6. **Closure**: The endoscope and instruments are removed, the fill tubes are capped, and the axillary incisions are closed with a layer closure followed by benzoin and a steri - strip. No drains are used.

Transumbilical Procedure

1. **Marking and Positioning**: The midline from the sternal notch to the umbilicus is marked, and a line from the umbilicus tangent to the medial border of the areola is drawn bilaterally. The patient is placed supine with arms extended to 90 degrees.

2. **Incision and Dissection**: An umbilical ring is elevated, and an incision large enough to allow passage of the index finger is made. Scissors are used to dissect superiorly onto the abdominal fascia.

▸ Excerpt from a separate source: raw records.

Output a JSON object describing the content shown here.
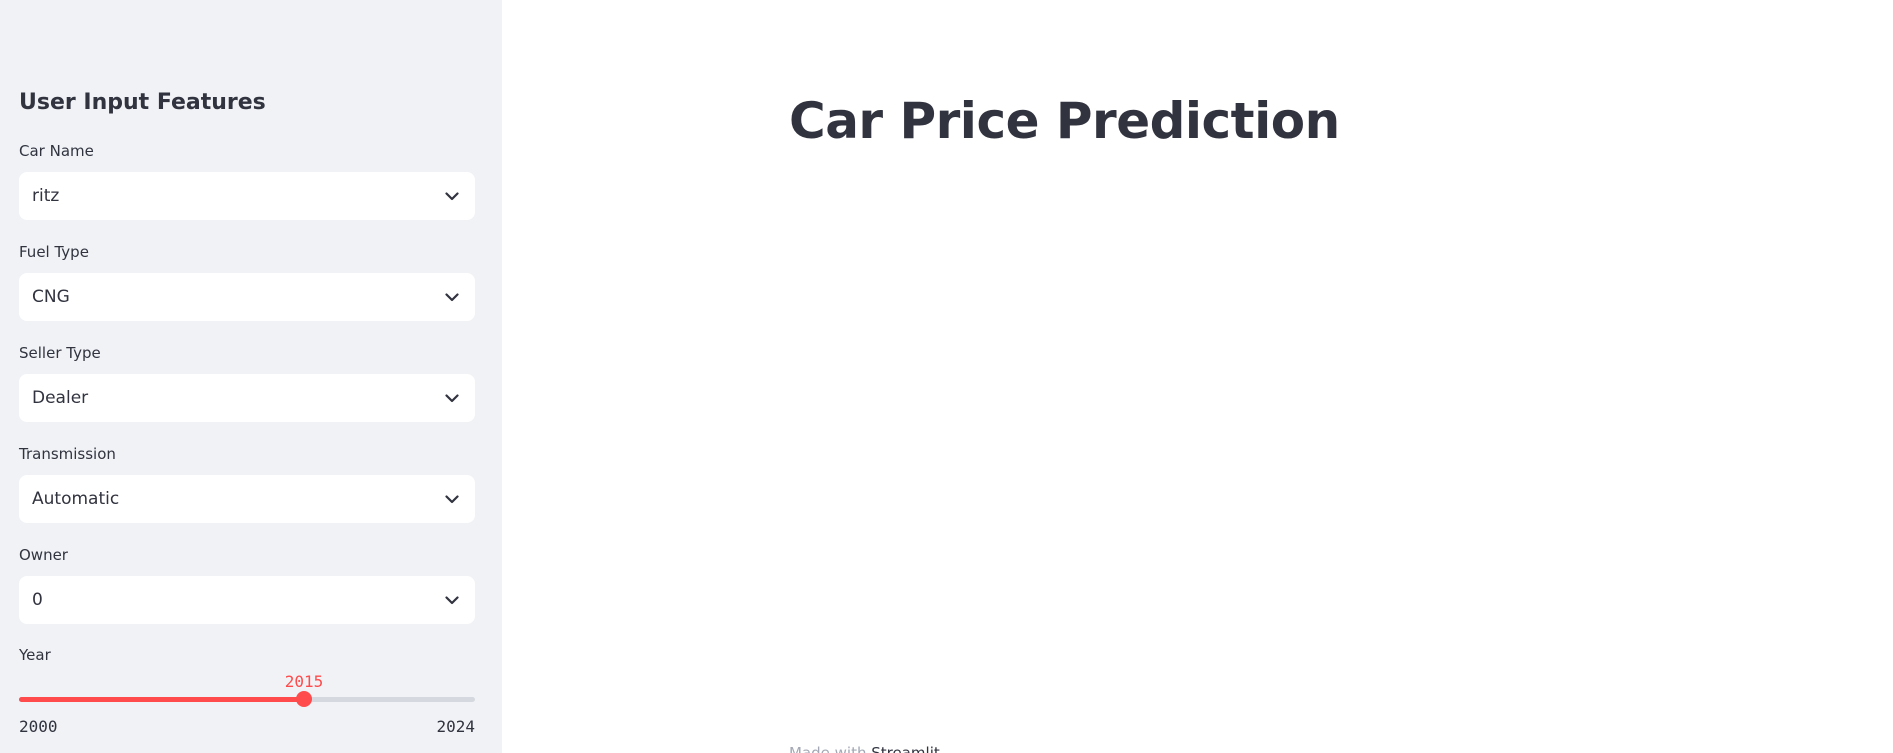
{
  "sidebar": {
    "title": "User Input Features",
    "fields": [
      {
        "label": "Car Name",
        "value": "ritz"
      },
      {
        "label": "Fuel Type",
        "value": "CNG"
      },
      {
        "label": "Seller Type",
        "value": "Dealer"
      },
      {
        "label": "Transmission",
        "value": "Automatic"
      },
      {
        "label": "Owner",
        "value": "0"
      }
    ],
    "year_slider": {
      "label": "Year",
      "value": "2015",
      "min": "2000",
      "max": "2024",
      "fraction": 0.625
    }
  },
  "main": {
    "title": "Car Price Prediction",
    "footer_prefix": "Made with",
    "footer_link": "Streamlit"
  },
  "colors": {
    "accent": "#ff4b4b",
    "sidebar_bg": "#f0f2f6",
    "text": "#31333f"
  },
  "icons": {
    "select_arrow": "chevron-down-icon"
  }
}
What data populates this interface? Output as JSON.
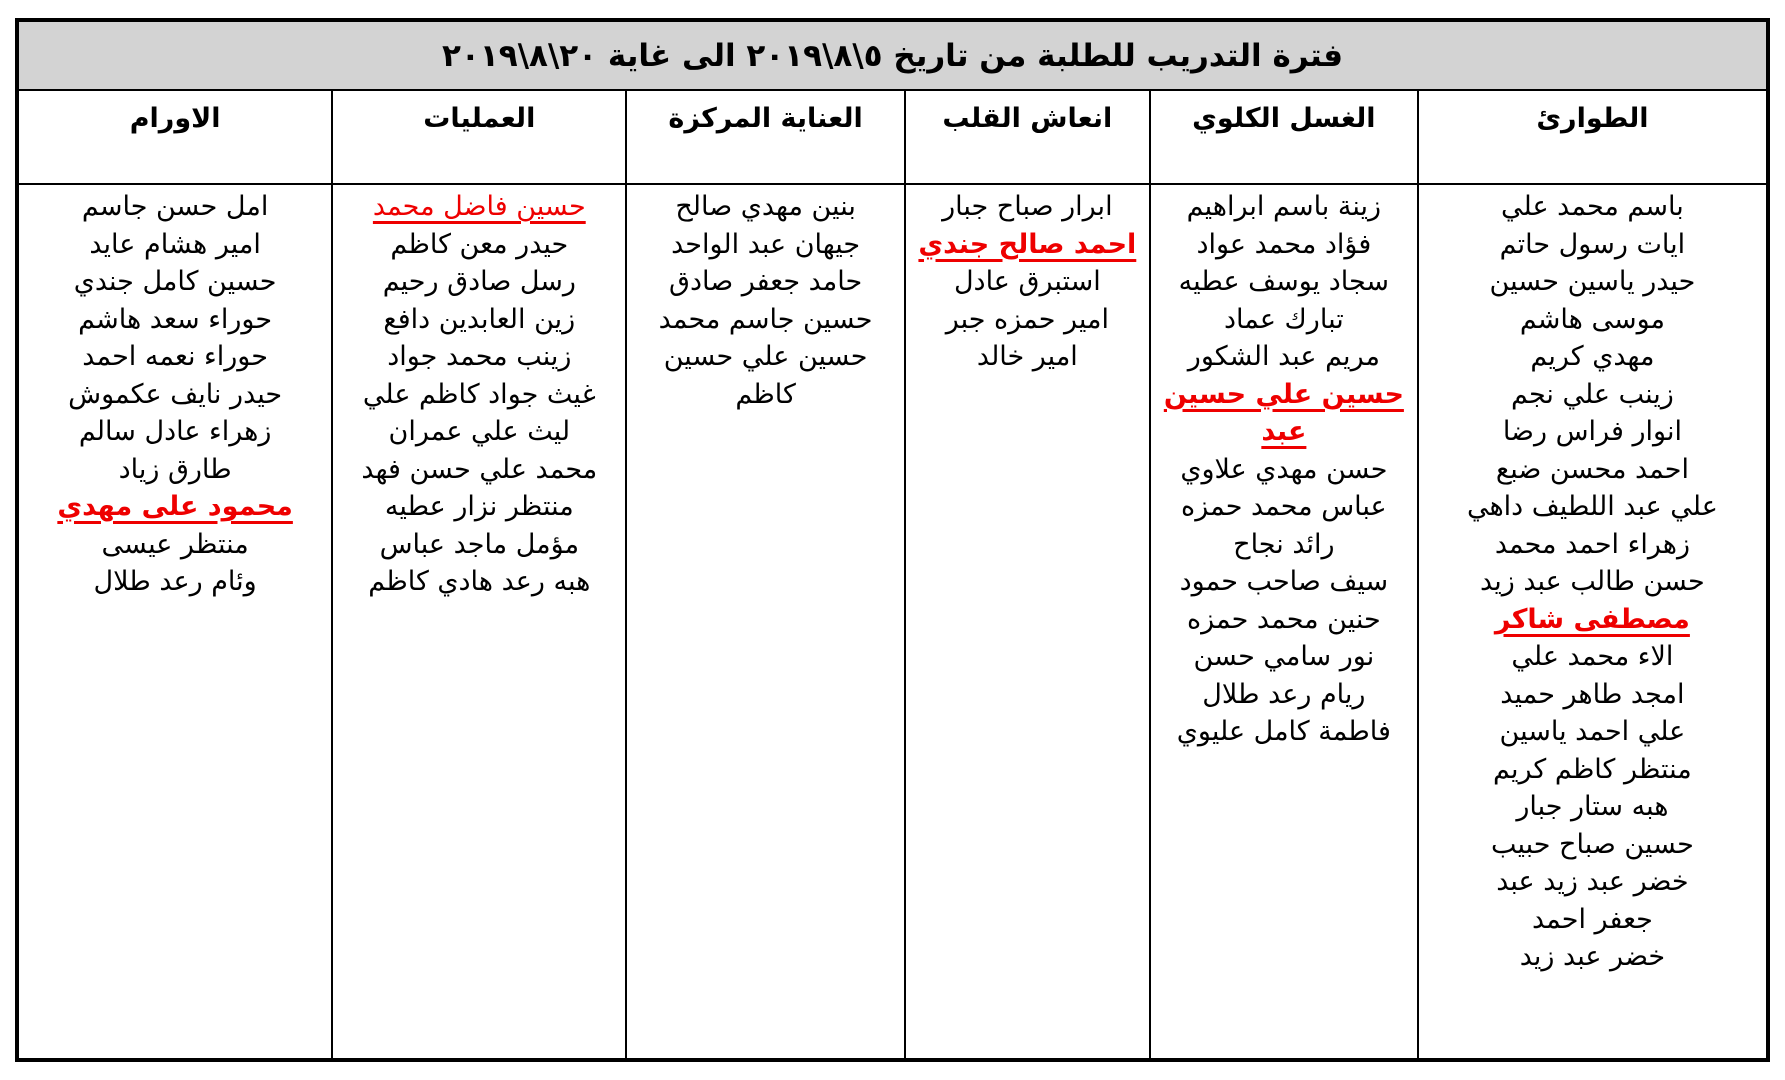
{
  "title": "فترة التدريب للطلبة من تاريخ ٥\\٨\\٢٠١٩ الى غاية ٢٠\\٨\\٢٠١٩",
  "colors": {
    "title_background": "#d3d3d3",
    "highlight_red": "#ee0000",
    "border": "#000000",
    "text": "#000000"
  },
  "columns": [
    {
      "id": "emergency",
      "header": "الطوارئ",
      "width_pct": 20.0,
      "students": [
        {
          "name": "باسم محمد علي",
          "highlight": false
        },
        {
          "name": "ايات رسول حاتم",
          "highlight": false
        },
        {
          "name": "حيدر ياسين حسين",
          "highlight": false
        },
        {
          "name": "موسى هاشم",
          "highlight": false
        },
        {
          "name": "مهدي كريم",
          "highlight": false
        },
        {
          "name": "زينب علي نجم",
          "highlight": false
        },
        {
          "name": "انوار فراس رضا",
          "highlight": false
        },
        {
          "name": "احمد محسن ضبع",
          "highlight": false
        },
        {
          "name": "علي عبد اللطيف داهي",
          "highlight": false
        },
        {
          "name": "زهراء احمد محمد",
          "highlight": false
        },
        {
          "name": "حسن طالب عبد زيد",
          "highlight": false
        },
        {
          "name": "مصطفى شاكر",
          "highlight": true,
          "bold": true
        },
        {
          "name": "الاء محمد علي",
          "highlight": false
        },
        {
          "name": "امجد طاهر حميد",
          "highlight": false
        },
        {
          "name": "علي احمد ياسين",
          "highlight": false
        },
        {
          "name": "منتظر كاظم كريم",
          "highlight": false
        },
        {
          "name": "هبه ستار جبار",
          "highlight": false
        },
        {
          "name": "حسين صباح حبيب",
          "highlight": false
        },
        {
          "name": "خضر عبد زيد عبد",
          "highlight": false
        },
        {
          "name": "جعفر احمد",
          "highlight": false
        },
        {
          "name": "خضر عبد زيد",
          "highlight": false
        }
      ]
    },
    {
      "id": "dialysis",
      "header": "الغسل الكلوي",
      "width_pct": 15.3,
      "students": [
        {
          "name": "زينة باسم ابراهيم",
          "highlight": false
        },
        {
          "name": "فؤاد محمد عواد",
          "highlight": false
        },
        {
          "name": "سجاد يوسف عطيه",
          "highlight": false
        },
        {
          "name": "تبارك عماد",
          "highlight": false
        },
        {
          "name": "مريم عبد الشكور",
          "highlight": false
        },
        {
          "name": "حسين علي حسين عبد",
          "highlight": true,
          "bold": true
        },
        {
          "name": "حسن مهدي علاوي",
          "highlight": false
        },
        {
          "name": "عباس محمد حمزه",
          "highlight": false
        },
        {
          "name": "رائد نجاح",
          "highlight": false
        },
        {
          "name": "سيف صاحب حمود",
          "highlight": false
        },
        {
          "name": "حنين محمد حمزه",
          "highlight": false
        },
        {
          "name": "نور سامي حسن",
          "highlight": false
        },
        {
          "name": "ريام رعد طلال",
          "highlight": false
        },
        {
          "name": "فاطمة كامل عليوي",
          "highlight": false
        }
      ]
    },
    {
      "id": "cpr",
      "header": "انعاش القلب",
      "width_pct": 14.0,
      "students": [
        {
          "name": "ابرار صباح جبار",
          "highlight": false
        },
        {
          "name": "احمد صالح جندي",
          "highlight": true,
          "bold": true
        },
        {
          "name": "استبرق عادل",
          "highlight": false
        },
        {
          "name": "امير حمزه جبر",
          "highlight": false
        },
        {
          "name": "امير خالد",
          "highlight": false
        }
      ]
    },
    {
      "id": "icu",
      "header": "العناية المركزة",
      "width_pct": 15.9,
      "students": [
        {
          "name": "بنين مهدي صالح",
          "highlight": false
        },
        {
          "name": "جيهان عبد الواحد",
          "highlight": false
        },
        {
          "name": "حامد جعفر صادق",
          "highlight": false
        },
        {
          "name": "حسين جاسم محمد",
          "highlight": false
        },
        {
          "name": "حسين علي حسين كاظم",
          "highlight": false
        }
      ]
    },
    {
      "id": "operations",
      "header": "العمليات",
      "width_pct": 16.8,
      "students": [
        {
          "name": "حسين فاضل محمد",
          "highlight": true,
          "bold": false
        },
        {
          "name": "حيدر معن كاظم",
          "highlight": false
        },
        {
          "name": "رسل صادق رحيم",
          "highlight": false
        },
        {
          "name": "زين العابدين دافع",
          "highlight": false
        },
        {
          "name": "زينب محمد جواد",
          "highlight": false
        },
        {
          "name": "غيث جواد كاظم علي",
          "highlight": false
        },
        {
          "name": "ليث علي عمران",
          "highlight": false
        },
        {
          "name": "محمد علي حسن فهد",
          "highlight": false
        },
        {
          "name": "منتظر نزار عطيه",
          "highlight": false
        },
        {
          "name": "مؤمل ماجد عباس",
          "highlight": false
        },
        {
          "name": "هبه رعد هادي كاظم",
          "highlight": false
        }
      ]
    },
    {
      "id": "oncology",
      "header": "الاورام",
      "width_pct": 18.0,
      "students": [
        {
          "name": "امل حسن جاسم",
          "highlight": false
        },
        {
          "name": "امير هشام عايد",
          "highlight": false
        },
        {
          "name": "حسين كامل جندي",
          "highlight": false
        },
        {
          "name": "حوراء سعد هاشم",
          "highlight": false
        },
        {
          "name": "حوراء نعمه احمد",
          "highlight": false
        },
        {
          "name": "حيدر نايف عكموش",
          "highlight": false
        },
        {
          "name": "زهراء عادل سالم",
          "highlight": false
        },
        {
          "name": "طارق زياد",
          "highlight": false
        },
        {
          "name": "محمود على مهدي",
          "highlight": true,
          "bold": true
        },
        {
          "name": "منتظر عيسى",
          "highlight": false
        },
        {
          "name": "وئام رعد طلال",
          "highlight": false
        }
      ]
    }
  ]
}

3. **Mammascope Insertion**: The mammascope is inserted through the umbilical incision, passed through the subcutaneous tissue, and into the fascial plane beneath the breast.

4. **Implant Insertion**: The air is evacuated from a posterior leaf valve implant, which is then coiled and inserted through the mammascope into the breast. The implant is inflated to 150% of the desired volume, manipulated externally, and then the excess volume is removed.

5. **Closure**: The mammascope is reinserted to visualize the implants and confirm integrity and hemostasis. Finally, the mammascope is withdrawn, and the umbilical incision is closed.

Post - operative Care

After the surgery, it is crucial to follow the surgeon's instructions for post - op care and activity restrictions. The surgeon will provide a post - operative bra and possibly a superior strap to support the implants while they heal.

Dry gauze is placed over the wounds for 24 hours, and steri - strips remain until the suture is removed at 10 days to 2 weeks. An upper - pole strap may be worn for several days to several weeks, depending on the tightness of the inferior pocket. Massage of the implant pocket usually begins at 2 weeks.

Follow - up visits are scheduled to ensure proper healing and to detect and address any complications early.

Complications

Although complication rates for endoscopic breast augmentation are comparable with other techniques for breast augmentation, there are still potential complications to be aware of.

Implant Malposition

Most implant malpositions are related to superior displacement, but inferior displacement with bottoming out is more difficult to treat. In the transumbilical approach, inadvertent subpectoral implantation has been reported, which may require an inframammary incision for correction.